E-Services system are being rapidly introduced on websites with the expectation that the users are going to utilise them (Khalifa and Liu 2003). The application of e- Services system on websites is widely expected to be a more effective, efficient and productive communication for businesses and users alike (Rust and Lemon 2001). However, whether or not it leads to continued use of e-services is not known. One of the purposes of using e-services is that it provides instant delivery of service (placing an order, payment etc) and accompanying information to the user. Whatever the purpose, e-services systems have one thing in common — they provide an information service on the website. The primary requirement for e-services is the conducting of actions of personal benefit to the customer in a timely fashion and with instant feedback on its state of execution and level of performance.

With the development of information technology allowing user participation in service delivery on websites, customers’ roles in the e-services process have become more important. Therefore, it can be argued that researchers need to pay more attention to customers’ and users’ evaluations of technology-based services (Parasuraman and Grewal 2000; Chea and Lou 2008; and Chellappan 2008). In general, existing research suggests that e-services system translate into fast delivery of services on websites and portals without the users investing much time or effort. The flexibility in service delivery offered by e-services system provides users with quick selection of the best services available, choice from a wider range of service providers, the availability of interaction in their own time and space, easier access to several related services, access to unlimited content, and excellent retrieval facilities (van Riel et al. 2001).

The implications of using e-services are significant for business (Xue et al. 2004). Customer participation in and acceptance of e-services provides them with a broader choice of services that meet their requirements. In some organisations this has led to the overhaul of the service delivery system (Xue et al. 2004). It is therefore important to understand the user roles in e-services system development. User - e-services interaction behaviour on websites is unique in the sense that the interface takes place in cyberspace within a short time. It is therefore important for business to understand what influences the use of an e-services system with in that short time frame (Grönroos et al. 2000).

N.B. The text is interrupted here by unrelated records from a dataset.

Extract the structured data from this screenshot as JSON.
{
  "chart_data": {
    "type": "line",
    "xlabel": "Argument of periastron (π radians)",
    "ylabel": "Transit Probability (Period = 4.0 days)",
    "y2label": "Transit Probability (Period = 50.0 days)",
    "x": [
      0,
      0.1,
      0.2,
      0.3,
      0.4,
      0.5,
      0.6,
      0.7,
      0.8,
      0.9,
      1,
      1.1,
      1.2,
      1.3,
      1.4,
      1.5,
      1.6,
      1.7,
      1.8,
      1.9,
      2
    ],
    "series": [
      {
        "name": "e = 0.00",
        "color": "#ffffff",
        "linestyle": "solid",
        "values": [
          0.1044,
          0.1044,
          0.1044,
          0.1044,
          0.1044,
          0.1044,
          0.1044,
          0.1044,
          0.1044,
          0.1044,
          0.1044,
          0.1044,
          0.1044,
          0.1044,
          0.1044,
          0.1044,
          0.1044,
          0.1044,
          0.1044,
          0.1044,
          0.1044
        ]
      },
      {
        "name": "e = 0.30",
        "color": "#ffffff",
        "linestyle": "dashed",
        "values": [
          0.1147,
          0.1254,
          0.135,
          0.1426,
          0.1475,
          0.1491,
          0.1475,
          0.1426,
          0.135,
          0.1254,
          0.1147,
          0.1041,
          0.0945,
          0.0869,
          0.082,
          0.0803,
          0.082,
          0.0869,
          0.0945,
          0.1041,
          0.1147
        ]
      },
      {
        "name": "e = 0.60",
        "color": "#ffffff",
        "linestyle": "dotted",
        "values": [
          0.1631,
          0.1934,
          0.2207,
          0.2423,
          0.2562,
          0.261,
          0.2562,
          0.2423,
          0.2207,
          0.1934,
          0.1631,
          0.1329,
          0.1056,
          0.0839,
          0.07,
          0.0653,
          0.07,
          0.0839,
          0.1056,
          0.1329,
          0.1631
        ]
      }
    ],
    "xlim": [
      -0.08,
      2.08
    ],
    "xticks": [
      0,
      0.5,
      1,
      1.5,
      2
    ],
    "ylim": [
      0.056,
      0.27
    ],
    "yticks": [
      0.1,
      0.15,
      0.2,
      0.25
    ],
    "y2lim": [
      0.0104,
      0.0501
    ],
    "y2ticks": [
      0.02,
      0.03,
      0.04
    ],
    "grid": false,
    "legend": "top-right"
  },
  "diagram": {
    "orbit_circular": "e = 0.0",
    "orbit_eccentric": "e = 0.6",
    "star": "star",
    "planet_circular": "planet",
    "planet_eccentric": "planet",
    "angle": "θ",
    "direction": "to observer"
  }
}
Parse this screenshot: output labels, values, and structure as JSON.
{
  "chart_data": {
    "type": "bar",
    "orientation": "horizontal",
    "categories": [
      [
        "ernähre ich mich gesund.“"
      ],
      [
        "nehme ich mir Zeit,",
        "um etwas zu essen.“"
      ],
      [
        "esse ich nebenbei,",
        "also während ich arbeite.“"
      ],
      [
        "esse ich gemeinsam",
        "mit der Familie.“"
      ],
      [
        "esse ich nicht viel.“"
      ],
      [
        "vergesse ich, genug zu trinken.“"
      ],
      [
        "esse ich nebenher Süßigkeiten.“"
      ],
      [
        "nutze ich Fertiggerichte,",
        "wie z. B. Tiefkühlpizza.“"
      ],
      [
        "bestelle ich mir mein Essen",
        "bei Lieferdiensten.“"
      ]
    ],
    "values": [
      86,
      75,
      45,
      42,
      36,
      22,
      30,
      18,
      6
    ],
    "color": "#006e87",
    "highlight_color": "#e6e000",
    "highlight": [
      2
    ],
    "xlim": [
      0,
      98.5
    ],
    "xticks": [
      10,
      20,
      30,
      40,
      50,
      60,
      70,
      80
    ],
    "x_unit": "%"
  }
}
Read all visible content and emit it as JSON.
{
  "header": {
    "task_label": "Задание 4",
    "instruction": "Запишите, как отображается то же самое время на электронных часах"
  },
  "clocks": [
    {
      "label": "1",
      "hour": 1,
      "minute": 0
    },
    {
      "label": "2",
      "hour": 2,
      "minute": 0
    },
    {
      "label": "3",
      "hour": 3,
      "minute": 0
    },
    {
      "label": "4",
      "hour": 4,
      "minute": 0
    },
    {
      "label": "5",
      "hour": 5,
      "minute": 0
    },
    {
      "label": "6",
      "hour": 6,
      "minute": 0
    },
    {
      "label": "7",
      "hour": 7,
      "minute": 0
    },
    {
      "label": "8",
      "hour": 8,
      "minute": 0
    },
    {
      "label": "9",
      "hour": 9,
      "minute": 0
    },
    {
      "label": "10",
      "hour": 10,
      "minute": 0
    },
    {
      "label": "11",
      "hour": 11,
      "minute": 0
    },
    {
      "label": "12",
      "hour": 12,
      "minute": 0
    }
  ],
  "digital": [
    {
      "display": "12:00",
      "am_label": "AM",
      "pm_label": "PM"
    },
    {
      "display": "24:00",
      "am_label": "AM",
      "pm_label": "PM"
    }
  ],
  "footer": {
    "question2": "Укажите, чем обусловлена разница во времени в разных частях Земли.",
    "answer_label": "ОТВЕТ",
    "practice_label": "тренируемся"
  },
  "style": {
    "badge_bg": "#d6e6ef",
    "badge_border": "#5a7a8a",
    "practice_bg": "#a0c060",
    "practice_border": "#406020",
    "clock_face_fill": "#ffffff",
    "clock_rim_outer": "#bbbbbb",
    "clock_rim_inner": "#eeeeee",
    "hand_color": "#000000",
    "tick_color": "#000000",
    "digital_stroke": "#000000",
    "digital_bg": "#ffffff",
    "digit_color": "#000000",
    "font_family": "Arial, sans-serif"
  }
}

Organisations engaged in e-business are providing e-services such as banking, airline ticket booking, car rental, management consulting, and the selling of music and software. Educational institutions are increasingly opting for interactive, e-services system delivery to meet user demand (Forrest and Mizerski, 1996). E-services system offer advantages such as instant and 24 X 7 access, immediate feedback and receipting, effective and immediate ordering etc, to business and government organisations delivering online services. For example, Hewlett Packard is rapidly transforming their after-sales service to e-services system business units (McCarthy 1999; Ruyter et al. 2001). Organisations have realised it would be easier for both businesses and their customers to put information up on the web than to answer repeated requests from users (Berners-Lee 1999:65).

Organisations and governments worldwide have established e-services system on websites, including services as diverse as bill paying, taxation, online delivery of education, medical information, legal consultancy, business consultancy, cultural awareness, real estate buying and selling, and transport information on timetables and registration (for example www.gov.hk in Hong Kong).